In Windsor, the Court held that Section 3 of the Defense of Marriage Act – which defined the terms “marriage” and “spouse” as applying between one man and one woman under federal law – was unconstitutional. DOMA now requires the federal government to recognize same-sex marriages that have been approved by the states. Affirmed, 5-4.
In Hollingsworth, the Court ruled that proponents of California’s ban on same-sex marriage did not have standing to appeal the lower court’s order invalidating the ban. Vacated and remanded, 5-4.
Voting Rights: Shelby County v. Holder Jr., et al., No. 12-96; 570 U.S. ___ (2013).
- Cockle filed: 23 Amicus briefs and the brief for the Respondent-Intervenor, Bobby Lee Harris. Visit SCOTUSblog’s library for access to filed briefs.
The Court held that Section 4(b) of the Voting Rights Act of 1965 – a provision which required that states with a history of voter discrimination obtain preclearance from the USDOJ before implementing changes to voting laws – was unconstitutional. Affirmed, 5-4.
Immigration: Arizona, et al. v. United States, No. 11-182; 567 U.S. ___ (2012).
- Cockle filed: 17 Amicus briefs. Visit SCOTUSblog’s library for access to filed briefs.
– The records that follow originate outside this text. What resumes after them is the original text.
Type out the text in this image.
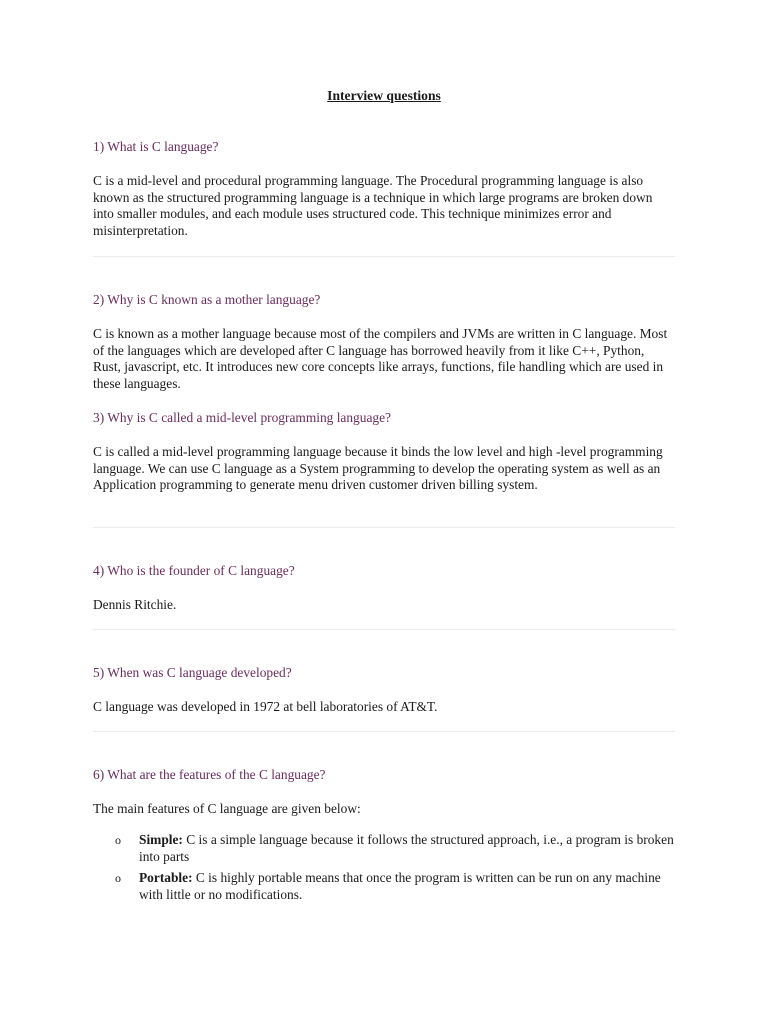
Interview questions
1) What is C language?
C is a mid-level and procedural programming language. The Procedural programming language is also known as the structured programming language is a technique in which large programs are broken down into smaller modules, and each module uses structured code. This technique minimizes error and misinterpretation.
2) Why is C known as a mother language?
C is known as a mother language because most of the compilers and JVMs are written in C language. Most of the languages which are developed after C language has borrowed heavily from it like C++, Python, Rust, javascript, etc. It introduces new core concepts like arrays, functions, file handling which are used in these languages.
3) Why is C called a mid-level programming language?
C is called a mid-level programming language because it binds the low level and high -level programming language. We can use C language as a System programming to develop the operating system as well as an Application programming to generate menu driven customer driven billing system.
4) Who is the founder of C language?
Dennis Ritchie.
5) When was C language developed?
C language was developed in 1972 at bell laboratories of AT&T.
6) What are the features of the C language?
The main features of C language are given below:
o Simple: C is a simple language because it follows the structured approach, i.e., a program is broken into parts
o Portable: C is highly portable means that once the program is written can be run on any machine with little or no modifications.
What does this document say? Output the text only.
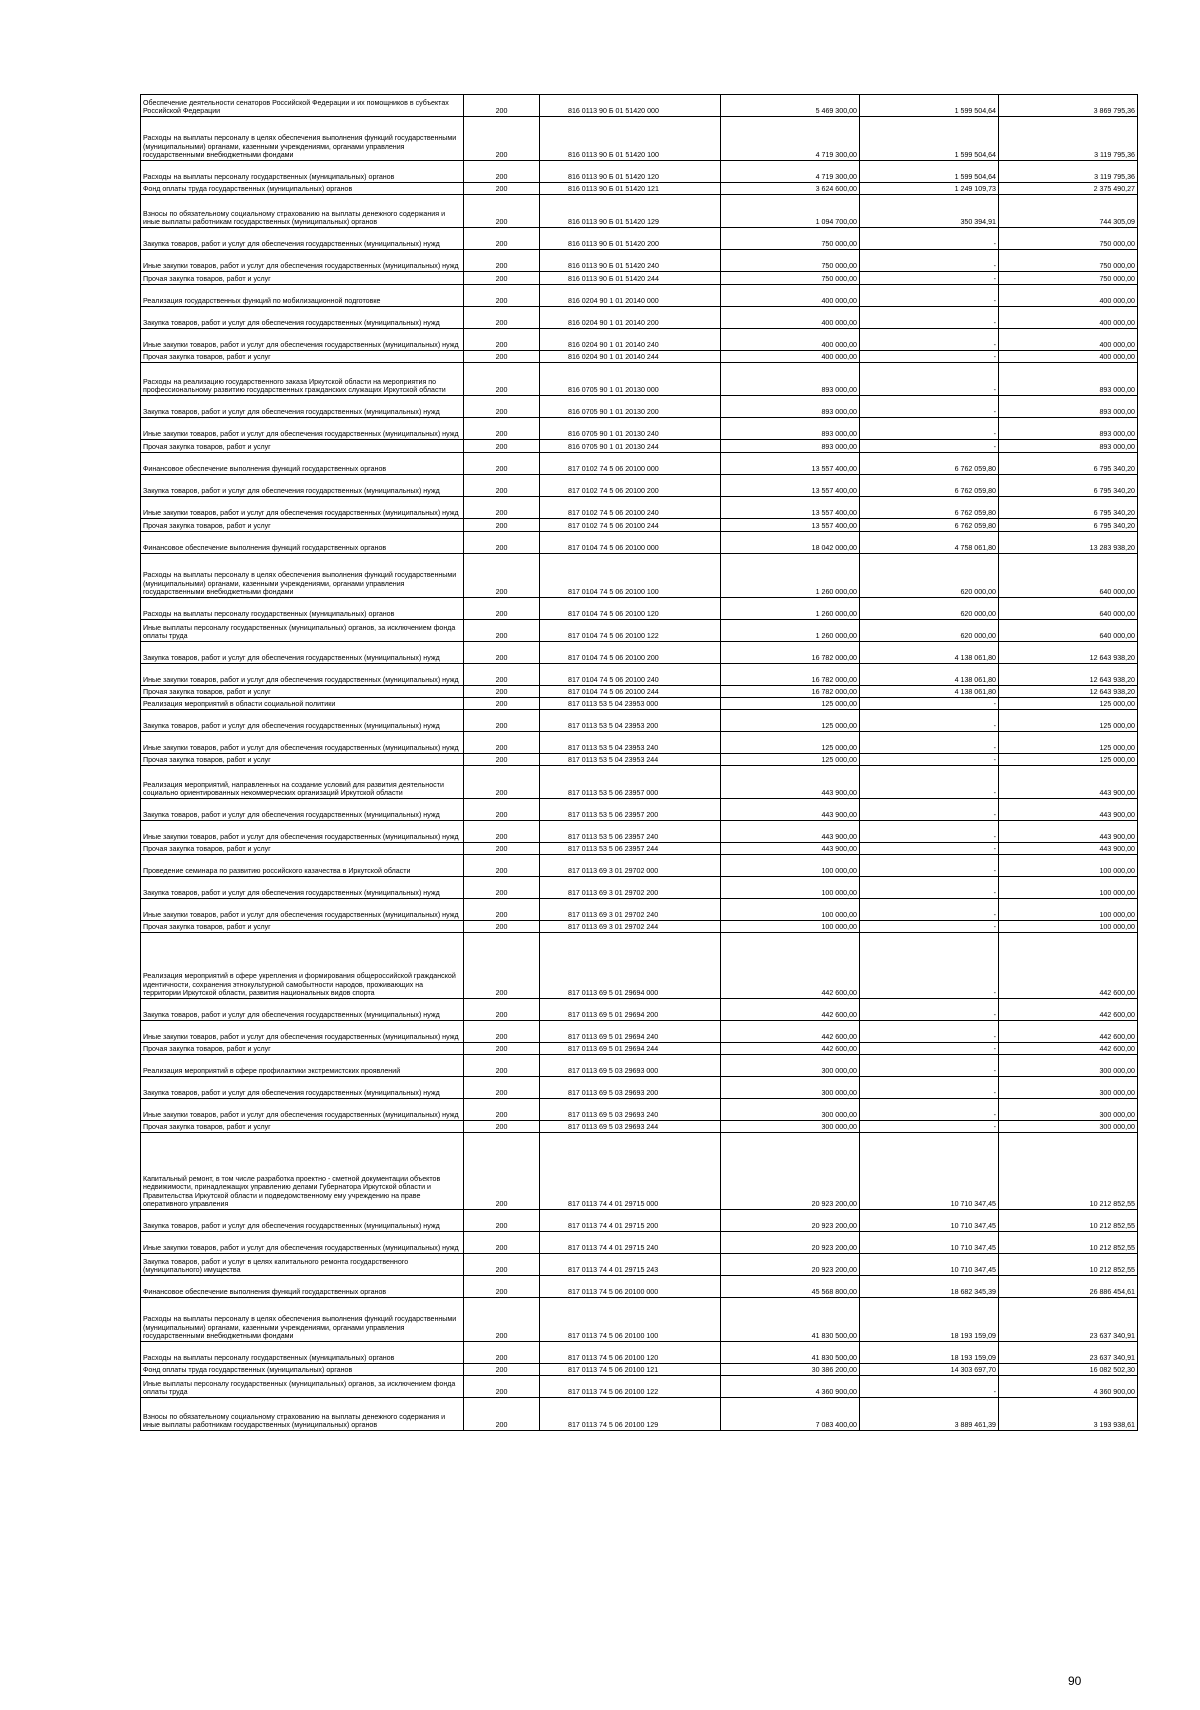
Обеспечение деятельности сенаторов Российской Федерации и их помощников в субъектах Российской Федерации	200	816 0113 90 Б 01 51420 000	5 469 300,00	1 599 504,64	3 869 795,36
Расходы на выплаты персоналу в целях обеспечения выполнения функций государственными (муниципальными) органами, казенными учреждениями, органами управления государственными внебюджетными фондами	200	816 0113 90 Б 01 51420 100	4 719 300,00	1 599 504,64	3 119 795,36
Расходы на выплаты персоналу государственных (муниципальных) органов	200	816 0113 90 Б 01 51420 120	4 719 300,00	1 599 504,64	3 119 795,36
Фонд оплаты труда государственных (муниципальных) органов	200	816 0113 90 Б 01 51420 121	3 624 600,00	1 249 109,73	2 375 490,27
Взносы по обязательному социальному страхованию на выплаты денежного содержания и иные выплаты работникам государственных (муниципальных) органов	200	816 0113 90 Б 01 51420 129	1 094 700,00	350 394,91	744 305,09
Закупка товаров, работ и услуг для обеспечения государственных (муниципальных) нужд	200	816 0113 90 Б 01 51420 200	750 000,00	-	750 000,00
Иные закупки товаров, работ и услуг для обеспечения государственных (муниципальных) нужд	200	816 0113 90 Б 01 51420 240	750 000,00	-	750 000,00
Прочая закупка товаров, работ и услуг	200	816 0113 90 Б 01 51420 244	750 000,00	-	750 000,00
Реализация государственных функций по мобилизационной подготовке	200	816 0204 90 1 01 20140 000	400 000,00	-	400 000,00
Закупка товаров, работ и услуг для обеспечения государственных (муниципальных) нужд	200	816 0204 90 1 01 20140 200	400 000,00	-	400 000,00
Иные закупки товаров, работ и услуг для обеспечения государственных (муниципальных) нужд	200	816 0204 90 1 01 20140 240	400 000,00	-	400 000,00
Прочая закупка товаров, работ и услуг	200	816 0204 90 1 01 20140 244	400 000,00	-	400 000,00
Расходы на реализацию государственного заказа Иркутской области на мероприятия по профессиональному развитию государственных гражданских служащих Иркутской области	200	816 0705 90 1 01 20130 000	893 000,00	-	893 000,00
Закупка товаров, работ и услуг для обеспечения государственных (муниципальных) нужд	200	816 0705 90 1 01 20130 200	893 000,00	-	893 000,00
Иные закупки товаров, работ и услуг для обеспечения государственных (муниципальных) нужд	200	816 0705 90 1 01 20130 240	893 000,00	-	893 000,00
Прочая закупка товаров, работ и услуг	200	816 0705 90 1 01 20130 244	893 000,00	-	893 000,00
Финансовое обеспечение выполнения функций государственных органов	200	817 0102 74 5 06 20100 000	13 557 400,00	6 762 059,80	6 795 340,20
Закупка товаров, работ и услуг для обеспечения государственных (муниципальных) нужд	200	817 0102 74 5 06 20100 200	13 557 400,00	6 762 059,80	6 795 340,20
Иные закупки товаров, работ и услуг для обеспечения государственных (муниципальных) нужд	200	817 0102 74 5 06 20100 240	13 557 400,00	6 762 059,80	6 795 340,20
Прочая закупка товаров, работ и услуг	200	817 0102 74 5 06 20100 244	13 557 400,00	6 762 059,80	6 795 340,20
Финансовое обеспечение выполнения функций государственных органов	200	817 0104 74 5 06 20100 000	18 042 000,00	4 758 061,80	13 283 938,20
Расходы на выплаты персоналу в целях обеспечения выполнения функций государственными (муниципальными) органами, казенными учреждениями, органами управления государственными внебюджетными фондами	200	817 0104 74 5 06 20100 100	1 260 000,00	620 000,00	640 000,00
Расходы на выплаты персоналу государственных (муниципальных) органов	200	817 0104 74 5 06 20100 120	1 260 000,00	620 000,00	640 000,00
Иные выплаты персоналу государственных (муниципальных) органов, за исключением фонда оплаты труда	200	817 0104 74 5 06 20100 122	1 260 000,00	620 000,00	640 000,00
Закупка товаров, работ и услуг для обеспечения государственных (муниципальных) нужд	200	817 0104 74 5 06 20100 200	16 782 000,00	4 138 061,80	12 643 938,20
Иные закупки товаров, работ и услуг для обеспечения государственных (муниципальных) нужд	200	817 0104 74 5 06 20100 240	16 782 000,00	4 138 061,80	12 643 938,20
Прочая закупка товаров, работ и услуг	200	817 0104 74 5 06 20100 244	16 782 000,00	4 138 061,80	12 643 938,20
Реализация мероприятий в области социальной политики	200	817 0113 53 5 04 23953 000	125 000,00	-	125 000,00
Закупка товаров, работ и услуг для обеспечения государственных (муниципальных) нужд	200	817 0113 53 5 04 23953 200	125 000,00	-	125 000,00
Иные закупки товаров, работ и услуг для обеспечения государственных (муниципальных) нужд	200	817 0113 53 5 04 23953 240	125 000,00	-	125 000,00
Прочая закупка товаров, работ и услуг	200	817 0113 53 5 04 23953 244	125 000,00	-	125 000,00
Реализация мероприятий, направленных на создание условий для развития деятельности социально ориентированных некоммерческих организаций Иркутской области	200	817 0113 53 5 06 23957 000	443 900,00	-	443 900,00
Закупка товаров, работ и услуг для обеспечения государственных (муниципальных) нужд	200	817 0113 53 5 06 23957 200	443 900,00	-	443 900,00
Иные закупки товаров, работ и услуг для обеспечения государственных (муниципальных) нужд	200	817 0113 53 5 06 23957 240	443 900,00	-	443 900,00
Прочая закупка товаров, работ и услуг	200	817 0113 53 5 06 23957 244	443 900,00	-	443 900,00
Проведение семинара по развитию российского казачества в Иркутской области	200	817 0113 69 3 01 29702 000	100 000,00	-	100 000,00
Закупка товаров, работ и услуг для обеспечения государственных (муниципальных) нужд	200	817 0113 69 3 01 29702 200	100 000,00	-	100 000,00
Иные закупки товаров, работ и услуг для обеспечения государственных (муниципальных) нужд	200	817 0113 69 3 01 29702 240	100 000,00	-	100 000,00
Прочая закупка товаров, работ и услуг	200	817 0113 69 3 01 29702 244	100 000,00	-	100 000,00
Реализация мероприятий в сфере укрепления и формирования общероссийской гражданской идентичности, сохранения этнокультурной самобытности народов, проживающих на территории Иркутской области, развития национальных видов спорта	200	817 0113 69 5 01 29694 000	442 600,00	-	442 600,00
Закупка товаров, работ и услуг для обеспечения государственных (муниципальных) нужд	200	817 0113 69 5 01 29694 200	442 600,00	-	442 600,00
Иные закупки товаров, работ и услуг для обеспечения государственных (муниципальных) нужд	200	817 0113 69 5 01 29694 240	442 600,00	-	442 600,00
Прочая закупка товаров, работ и услуг	200	817 0113 69 5 01 29694 244	442 600,00	-	442 600,00
Реализация мероприятий в сфере профилактики экстремистских проявлений	200	817 0113 69 5 03 29693 000	300 000,00	-	300 000,00
Закупка товаров, работ и услуг для обеспечения государственных (муниципальных) нужд	200	817 0113 69 5 03 29693 200	300 000,00	-	300 000,00
Иные закупки товаров, работ и услуг для обеспечения государственных (муниципальных) нужд	200	817 0113 69 5 03 29693 240	300 000,00	-	300 000,00
Прочая закупка товаров, работ и услуг	200	817 0113 69 5 03 29693 244	300 000,00	-	300 000,00
Капитальный ремонт, в том числе разработка проектно - сметной документации объектов недвижимости, принадлежащих управлению делами Губернатора Иркутской области и Правительства Иркутской области и подведомственному ему учреждению на праве оперативного управления	200	817 0113 74 4 01 29715 000	20 923 200,00	10 710 347,45	10 212 852,55
Закупка товаров, работ и услуг для обеспечения государственных (муниципальных) нужд	200	817 0113 74 4 01 29715 200	20 923 200,00	10 710 347,45	10 212 852,55
Иные закупки товаров, работ и услуг для обеспечения государственных (муниципальных) нужд	200	817 0113 74 4 01 29715 240	20 923 200,00	10 710 347,45	10 212 852,55
Закупка товаров, работ и услуг в целях капитального ремонта государственного (муниципального) имущества	200	817 0113 74 4 01 29715 243	20 923 200,00	10 710 347,45	10 212 852,55
Финансовое обеспечение выполнения функций государственных органов	200	817 0113 74 5 06 20100 000	45 568 800,00	18 682 345,39	26 886 454,61
Расходы на выплаты персоналу в целях обеспечения выполнения функций государственными (муниципальными) органами, казенными учреждениями, органами управления государственными внебюджетными фондами	200	817 0113 74 5 06 20100 100	41 830 500,00	18 193 159,09	23 637 340,91
Расходы на выплаты персоналу государственных (муниципальных) органов	200	817 0113 74 5 06 20100 120	41 830 500,00	18 193 159,09	23 637 340,91
Фонд оплаты труда государственных (муниципальных) органов	200	817 0113 74 5 06 20100 121	30 386 200,00	14 303 697,70	16 082 502,30
Иные выплаты персоналу государственных (муниципальных) органов, за исключением фонда оплаты труда	200	817 0113 74 5 06 20100 122	4 360 900,00	-	4 360 900,00
Взносы по обязательному социальному страхованию на выплаты денежного содержания и иные выплаты работникам государственных (муниципальных) органов	200	817 0113 74 5 06 20100 129	7 083 400,00	3 889 461,39	3 193 938,61
90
The Court upheld and remanded section 2(B) of Senate Bill 1070 – a law which required local law enforcement to check the immigration status of residents during lawful encounters. It also nullified three sections of SB 1070 on supremacy grounds, which would have otherwise: (a) made it a crime to be in the state without legal papers; (b) made it a crime to apply for or obtain a job in the state without legal papers; (c) allow police to arrest individuals for committing a crime that could lead to deportation. Affirmed in part, reversed in part, and remanded, 5-3.
DNA Sequencing Patents: Association for Molecular Pathology, et al. v. Myriad Genetics, Inc., et al., No. 12-398; 569 U.S. ___ (2013).
- Cockle filed: 12 Amicus briefs. Visit SCOTUSblog’s library for access to filed briefs.
The Court held that naturally occurring DNA sequences, even when isolated from the body, cannot be patented. However, artificially created (“synthetic complementary”) DNA is patent-eligible, because it does not occur naturally. Affirmed in part and reversed in part, 9-0.